The question proves my point. You are asking us to believe that your dishonest data is not as bad as everyone else’s?
To reply to your comment that “Current guidelines dictate that informed consent consists of informing the patient of COMMON and SEVERE complications. Of which phrenic nerve injury is neither (in relative terms).”
Tell that to the terrified patient person who was sent home with difficulty in breathing, no information, and a follow-up in three weeks. What explanation do you offer for that?
And then there is this:
“Maybe Hugh Calkins is behind in his journal reading, otherwise he would have seen that phrenic nerve injury is “a well-described complication of AF,” and he would have read about “currently available tools to avoid the complication.”

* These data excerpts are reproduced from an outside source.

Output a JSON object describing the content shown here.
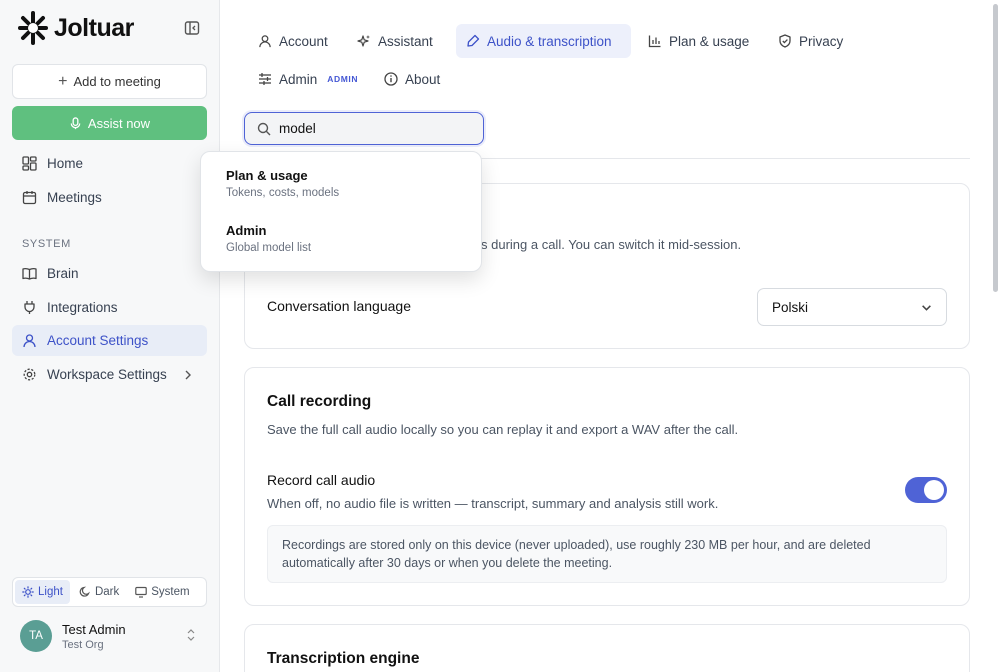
{
  "brand": {
    "name": "Joltuar"
  },
  "sidebar": {
    "add_meeting": "Add to meeting",
    "assist_now": "Assist now",
    "nav": [
      {
        "label": "Home"
      },
      {
        "label": "Meetings"
      }
    ],
    "section_label": "SYSTEM",
    "system_nav": [
      {
        "label": "Brain"
      },
      {
        "label": "Integrations"
      },
      {
        "label": "Account Settings"
      },
      {
        "label": "Workspace Settings"
      }
    ],
    "theme": {
      "light": "Light",
      "dark": "Dark",
      "system": "System",
      "selected": "Light"
    },
    "user": {
      "initials": "TA",
      "name": "Test Admin",
      "org": "Test Org"
    }
  },
  "tabs": [
    {
      "label": "Account"
    },
    {
      "label": "Assistant"
    },
    {
      "label": "Audio & transcription"
    },
    {
      "label": "Plan & usage"
    },
    {
      "label": "Privacy"
    },
    {
      "label": "Admin"
    },
    {
      "label": "About"
    }
  ],
  "admin_badge": "ADMIN",
  "active_tab": "Audio & transcription",
  "search": {
    "value": "model"
  },
  "search_results": [
    {
      "title": "Plan & usage",
      "subtitle": "Tokens, costs, models"
    },
    {
      "title": "Admin",
      "subtitle": "Global model list"
    }
  ],
  "cards": {
    "language": {
      "desc_visible": "s during a call. You can switch it mid-session.",
      "row_label": "Conversation language",
      "select_value": "Polski"
    },
    "recording": {
      "title": "Call recording",
      "desc": "Save the full call audio locally so you can replay it and export a WAV after the call.",
      "row_label": "Record call audio",
      "row_desc": "When off, no audio file is written — transcript, summary and analysis still work.",
      "toggle_on": true,
      "note_line1": "Recordings are stored only on this device (never uploaded), use roughly 230 MB per hour, and are deleted",
      "note_line2": "automatically after 30 days or when you delete the meeting."
    },
    "transcription": {
      "title": "Transcription engine"
    }
  },
  "colors": {
    "accent": "#4f63d6",
    "assist_green": "#5fc07f",
    "avatar": "#5a9e94"
  }
}
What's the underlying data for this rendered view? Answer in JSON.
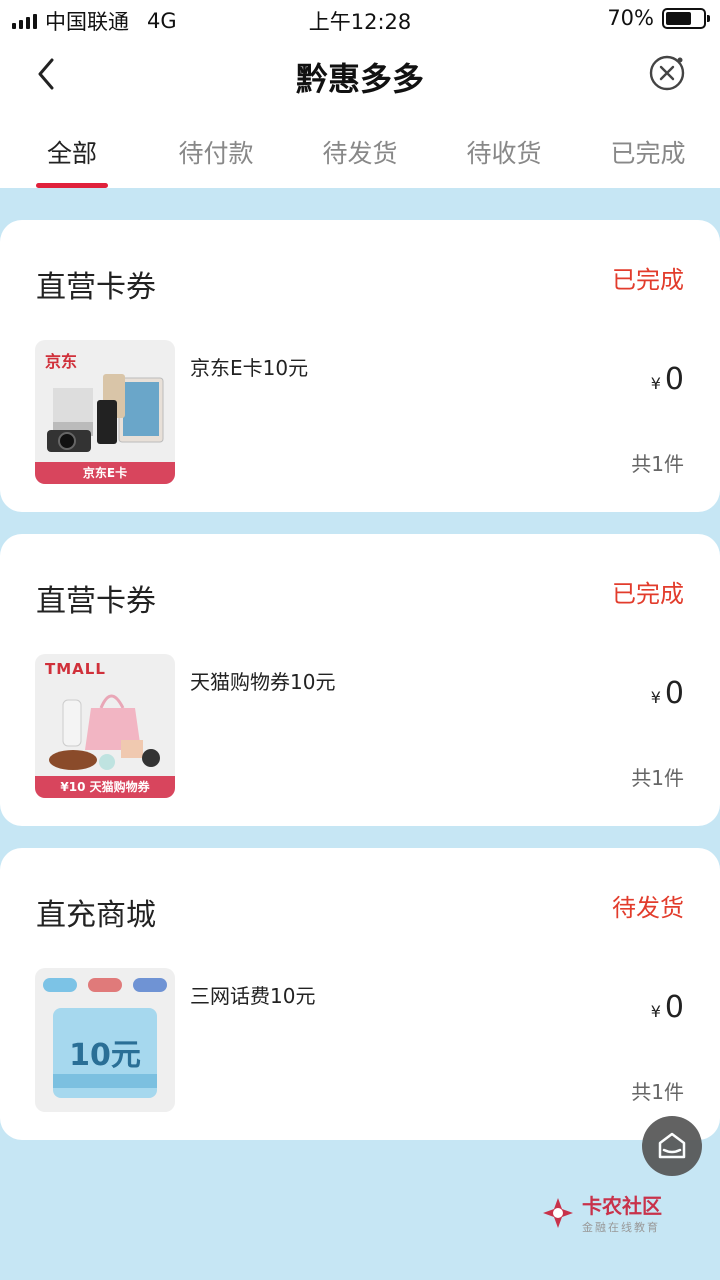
{
  "status_bar": {
    "carrier": "中国联通",
    "network": "4G",
    "time": "上午12:28",
    "battery_text": "70%",
    "battery_level": 0.7
  },
  "nav": {
    "title": "黔惠多多"
  },
  "tabs": [
    "全部",
    "待付款",
    "待发货",
    "待收货",
    "已完成"
  ],
  "orders": [
    {
      "title": "直营卡券",
      "status": "已完成",
      "item_name": "京东E卡10元",
      "price_symbol": "¥",
      "price": "0",
      "count": "共1件",
      "thumb": {
        "brand": "京东",
        "ribbon": "京东E卡"
      }
    },
    {
      "title": "直营卡券",
      "status": "已完成",
      "item_name": "天猫购物券10元",
      "price_symbol": "¥",
      "price": "0",
      "count": "共1件",
      "thumb": {
        "brand": "TMALL",
        "ribbon": "¥10 天猫购物券"
      }
    },
    {
      "title": "直充商城",
      "status": "待发货",
      "item_name": "三网话费10元",
      "price_symbol": "¥",
      "price": "0",
      "count": "共1件",
      "thumb": {
        "amount": "10元"
      }
    }
  ],
  "watermark": {
    "name": "卡农社区",
    "tagline": "金融在线教育"
  },
  "colors": {
    "accent": "#e0213b",
    "status": "#e23c2c",
    "background": "#c6e6f4"
  }
}
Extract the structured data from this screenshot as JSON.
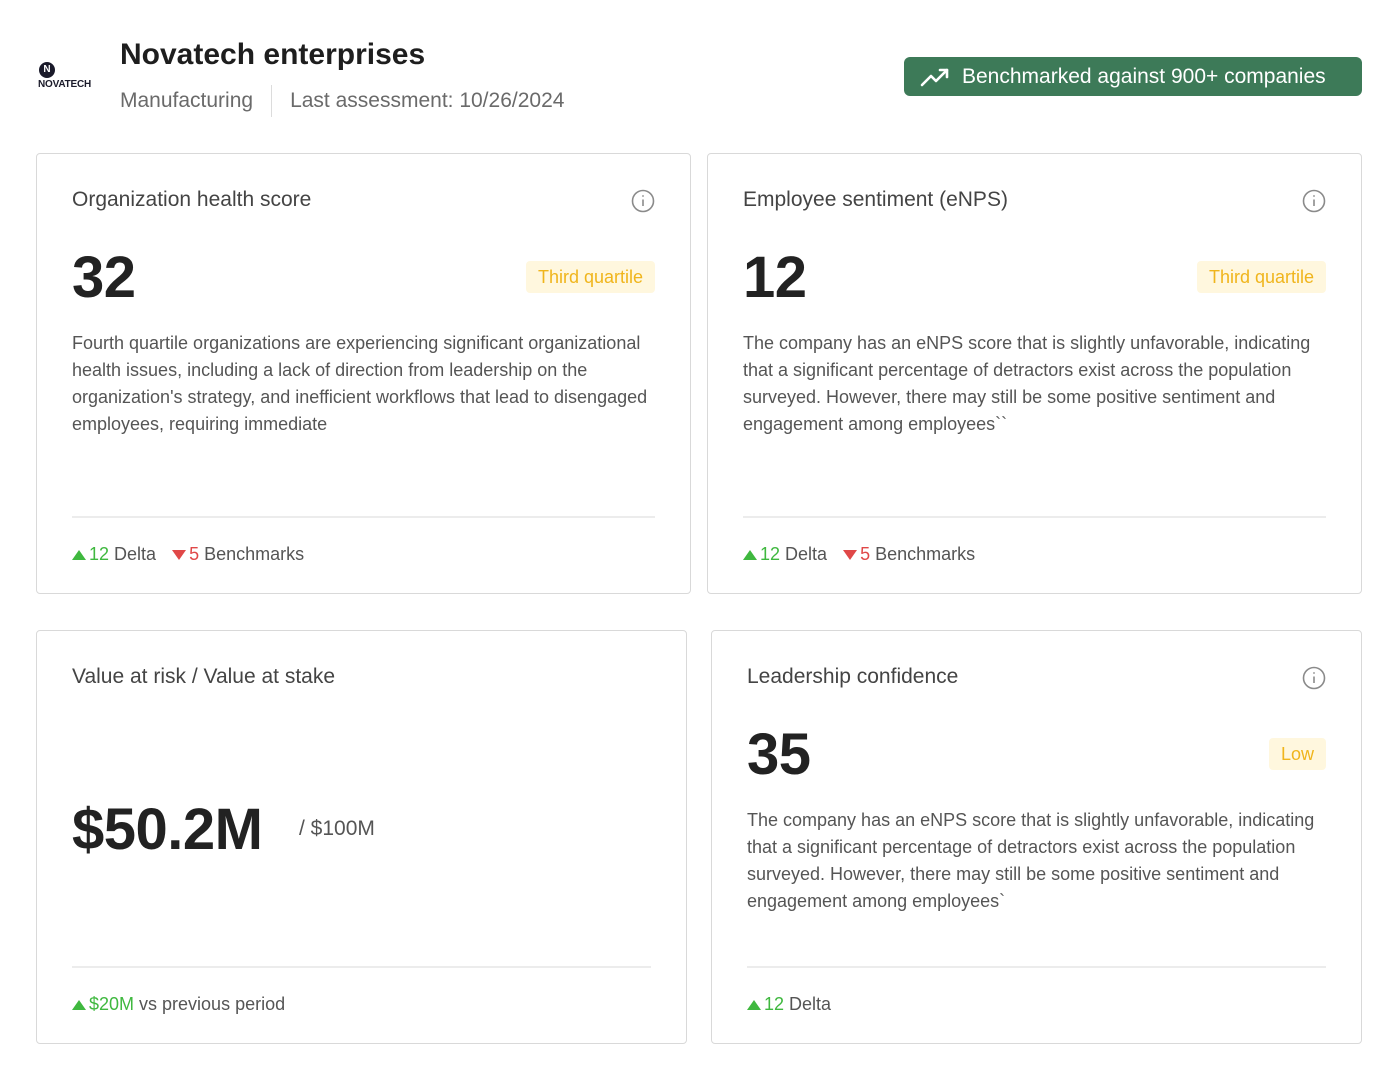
{
  "header": {
    "logo_letter": "N",
    "logo_text": "NOVATECH",
    "title": "Novatech enterprises",
    "industry": "Manufacturing",
    "last_assessment": "Last assessment: 10/26/2024",
    "benchmark_badge": "Benchmarked against 900+ companies"
  },
  "colors": {
    "badge_bg": "#3d7a58",
    "quartile_bg": "#fff7de",
    "quartile_text": "#f0b51c",
    "up": "#3fb83f",
    "down": "#e04848"
  },
  "cards": {
    "health": {
      "title": "Organization health score",
      "score": "32",
      "quartile": "Third quartile",
      "description": "Fourth quartile organizations are experiencing significant organizational health issues, including a lack of direction from leadership on the organization's strategy, and inefficient workflows that lead to disengaged employees, requiring immediate",
      "delta_value": "12",
      "delta_label": "Delta",
      "bench_value": "5",
      "bench_label": "Benchmarks"
    },
    "enps": {
      "title": "Employee sentiment (eNPS)",
      "score": "12",
      "quartile": "Third quartile",
      "description": "The company has an eNPS score that is slightly unfavorable, indicating that a significant percentage of detractors exist across the population surveyed. However, there may still be some positive sentiment and engagement among employees``",
      "delta_value": "12",
      "delta_label": "Delta",
      "bench_value": "5",
      "bench_label": "Benchmarks"
    },
    "value": {
      "title": "Value at risk / Value at stake",
      "amount": "$50.2M",
      "total": "/ $100M",
      "change_value": "$20M",
      "change_label": "vs previous period"
    },
    "leadership": {
      "title": "Leadership confidence",
      "score": "35",
      "level": "Low",
      "description": "The company has an eNPS score that is slightly unfavorable, indicating that a significant percentage of detractors exist across the population surveyed. However, there may still be some positive sentiment and engagement among employees`",
      "delta_value": "12",
      "delta_label": "Delta"
    }
  }
}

The “current guidelines” on informed consent may be handy technical legalese which allow doctors to cover their mistakes, but I believe that a physician has a moral duty not only to inform the patient of a “well described complication,” but to also employ available tools to help avoid it.
In the case above, neither was done, and if you read my book you will see plenty of proof that at this particular teaching hospital, at least, patient safety and informed consent take a back seat to corporate interests and the personal career ambitions of high-profile doctors.